Generosity – Honesty
In active addiction, we are not generous or honest. We’re self-serving, dishonest and very unhappy, no matter how often we get what we want. After our main addiction is addressed, we can still have a fearful state of mind, which will make us afraid to be authentic, honest and kind. We learn to work with the barriers that keep us from being fulfilled, and can seem to make some headway, but we may still wonder why we have not progressed further. Why we are not happier?
We then realize that we can’t diminish or get rid of our shortcomings if we are constantly engaged in them. When a thought that is self-demeaning, dishonest or unkind begins, we must first recognize it, and then choose not to “go with it” as we have so many times before. Instead, we must REPLACE it with a more courageous thought and an action of kindness and honesty.
A spiritual life is not possible without a generous heart. The path begins there because of the joy that arises from giving freely. Pure, unhindered delight flows when we practice generosity. We experience joy in forming the intention to give, in the actual act of giving, and in knowing that we’ve given. Generosity is the beginning of the path.
We may fear that others will take advantage of us if we are of a generous nature. And, as we grow spiritually, our wisdom in knowing what to engage in and what to avoid also grows. We begin to trust ourselves, and we connect with healthier people and activities.
In the words of Anne Frank, “No one has ever become poor by giving.”

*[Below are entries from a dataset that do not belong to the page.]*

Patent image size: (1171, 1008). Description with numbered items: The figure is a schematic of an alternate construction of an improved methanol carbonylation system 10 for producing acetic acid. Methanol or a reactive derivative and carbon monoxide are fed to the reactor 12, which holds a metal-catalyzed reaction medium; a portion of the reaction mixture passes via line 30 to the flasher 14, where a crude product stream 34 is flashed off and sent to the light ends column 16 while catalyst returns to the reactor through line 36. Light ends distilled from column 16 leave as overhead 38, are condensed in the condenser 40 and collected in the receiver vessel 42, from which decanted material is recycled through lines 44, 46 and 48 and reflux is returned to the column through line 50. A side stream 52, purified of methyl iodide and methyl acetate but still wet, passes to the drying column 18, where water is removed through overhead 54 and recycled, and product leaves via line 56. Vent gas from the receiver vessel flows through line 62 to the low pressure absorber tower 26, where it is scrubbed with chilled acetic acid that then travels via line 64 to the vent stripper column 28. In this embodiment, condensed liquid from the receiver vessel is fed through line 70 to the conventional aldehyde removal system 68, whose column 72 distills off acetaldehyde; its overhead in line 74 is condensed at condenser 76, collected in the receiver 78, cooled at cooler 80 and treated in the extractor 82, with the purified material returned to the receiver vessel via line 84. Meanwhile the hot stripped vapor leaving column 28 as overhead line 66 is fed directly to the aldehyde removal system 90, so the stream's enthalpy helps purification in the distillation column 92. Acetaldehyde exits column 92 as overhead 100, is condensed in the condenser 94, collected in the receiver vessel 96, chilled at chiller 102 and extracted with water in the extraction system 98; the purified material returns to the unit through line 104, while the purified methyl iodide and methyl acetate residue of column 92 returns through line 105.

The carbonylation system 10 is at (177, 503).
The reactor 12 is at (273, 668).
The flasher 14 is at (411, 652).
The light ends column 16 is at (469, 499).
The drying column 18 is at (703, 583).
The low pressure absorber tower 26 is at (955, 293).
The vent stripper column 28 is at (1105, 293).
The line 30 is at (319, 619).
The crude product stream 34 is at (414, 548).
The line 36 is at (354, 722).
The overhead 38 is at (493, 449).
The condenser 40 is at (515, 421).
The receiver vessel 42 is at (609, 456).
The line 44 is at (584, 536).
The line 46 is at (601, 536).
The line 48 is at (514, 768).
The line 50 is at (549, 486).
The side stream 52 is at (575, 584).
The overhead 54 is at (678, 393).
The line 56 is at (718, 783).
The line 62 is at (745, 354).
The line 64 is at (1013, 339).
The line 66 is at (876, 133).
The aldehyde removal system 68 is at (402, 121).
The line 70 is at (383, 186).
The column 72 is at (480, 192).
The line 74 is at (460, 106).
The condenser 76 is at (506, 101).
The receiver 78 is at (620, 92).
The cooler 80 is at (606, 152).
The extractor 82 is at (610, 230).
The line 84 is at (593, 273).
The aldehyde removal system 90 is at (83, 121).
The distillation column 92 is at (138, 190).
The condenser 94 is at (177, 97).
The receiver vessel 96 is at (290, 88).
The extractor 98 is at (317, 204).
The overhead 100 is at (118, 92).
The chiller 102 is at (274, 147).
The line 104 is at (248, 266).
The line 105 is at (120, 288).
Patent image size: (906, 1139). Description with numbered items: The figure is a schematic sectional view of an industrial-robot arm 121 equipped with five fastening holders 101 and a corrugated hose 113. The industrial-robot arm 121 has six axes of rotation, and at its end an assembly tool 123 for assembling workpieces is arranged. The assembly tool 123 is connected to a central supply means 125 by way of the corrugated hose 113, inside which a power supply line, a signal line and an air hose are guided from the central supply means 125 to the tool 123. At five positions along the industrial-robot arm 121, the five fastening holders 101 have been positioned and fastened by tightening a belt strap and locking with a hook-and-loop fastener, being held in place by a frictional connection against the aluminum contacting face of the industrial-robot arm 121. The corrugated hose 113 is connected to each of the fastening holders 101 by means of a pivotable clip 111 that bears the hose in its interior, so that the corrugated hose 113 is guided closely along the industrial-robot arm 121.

Generosity includes charity, or giving material help to people in want. It also includes giving spiritual guidance to those who seek it and loving kindness to all who need it. However, one’s motivation for giving to others is at least as important as what is given. When we are generous, are we doing so in order to GET something back or to manipulate others? Generosity must be simply giving because it is the right thing to do. We give without expectation of reward from the recipient and we place no conditions on the gift. Our motivation for giving to others is at least as important as what we give.
We also experience sympathetic joy. That means we rejoice in the happiness of someone else rather than feeling what we could so easily feel…envy, jealousy, or a desire for them to be just a little less happy so we can feel happier about our own state. Which is selfishness, not generosity.
In our closing dedication, the last line, which is the culmination of the others and hopefully remains in our minds, is “May I be a source of healing for all beings.” We can only help heal others to the degree that we have healed ourselves.
“You will discover that you have two hands. One is for helping yourself, and one is for helping others.” — Audrey Hepburn
“People who love themselves come across as very loving, generous and kind; they express their self-confidence through humility, forgiveness and inclusiveness.” — Sanaya Roman
“Who will be the happiest person? The one who brings happiness to others.” — Swami Satchidananda
If I am not touching a life, I am not touching life.
Kindness without honesty is not really kindness; it is looking for a reward. And honesty without kindness is not really honesty; it is meanness.
If we want to be good for the people in our lives, and if we strive not to harm anybody, we may find ourselves sacrificing honesty for kindness. We pick up on what people around us seem to want from us and we try to provide that for them, whether or not it fits with us. This is Idiot Compassion. For example, we might take on more work than we can comfortably manage in order to help others.
In a conflict, we might lie about what we find difficult about someone in order to save them pain, or we are afraid of any conflict. When we are not honest it confuses others, and does not help them. As Buddha said, “Better to be slapped with the truth than kissed with a lie.” Compassionately slapped, of course.
I appreciate it when someone can be honest and kind to me. If they act in that manner, I may not care for their response if I am looking for validation of my ego, or trying to avoid the truth. But I will recognize the truth in what they say. Whenever I let go of my ego and engage my honesty I begin to grow up. It’s actually an amazingly wonderful feeling.
I also appreciate it when I can be honest and kind to myself. When I can recognize that I am demeaning myself or catering to another’s wishes when I don’t want to, I realize I need to see the larger picture with them AND ME as equal partners. I may need to kindly say “no,” or to revise what’s happening. I do not live to be solicitous of others’ demands, or to my desire to isolate and not be touched by the world, or to control the world as if it is mine. I do not force my goodness on others; I offer it and let it go. I graciously accept their generosity also.
As I begin to find courage and a discipline to be kind and generous, my life lightens up. Both lighter as in ‘less of a weight on me,’ and lighter as in ‘I see further and with more clarity.’ Where has this amazing world been? Ah! It was there all along…I was just too busy looking at myself to see it.
Have the willingness to pay attention to how your interactions feel to you. Take that awareness with you all the time. When you feel the resistance to be genuinely honest and generous, find the courage to step out of your habitual behavior and grow. Take a breath, find the courage to Be.
As I grow and am more aware of how I am acting and why, the world and my heart open up and life becomes brighter. I become more at ease, and the joy of living generously and honestly uplifts my heart and soul.
How do you fill your bucket? One drop at a time.
The journey of a thousand miles begins with one step.
The great arises out of small things that are honored and cared for.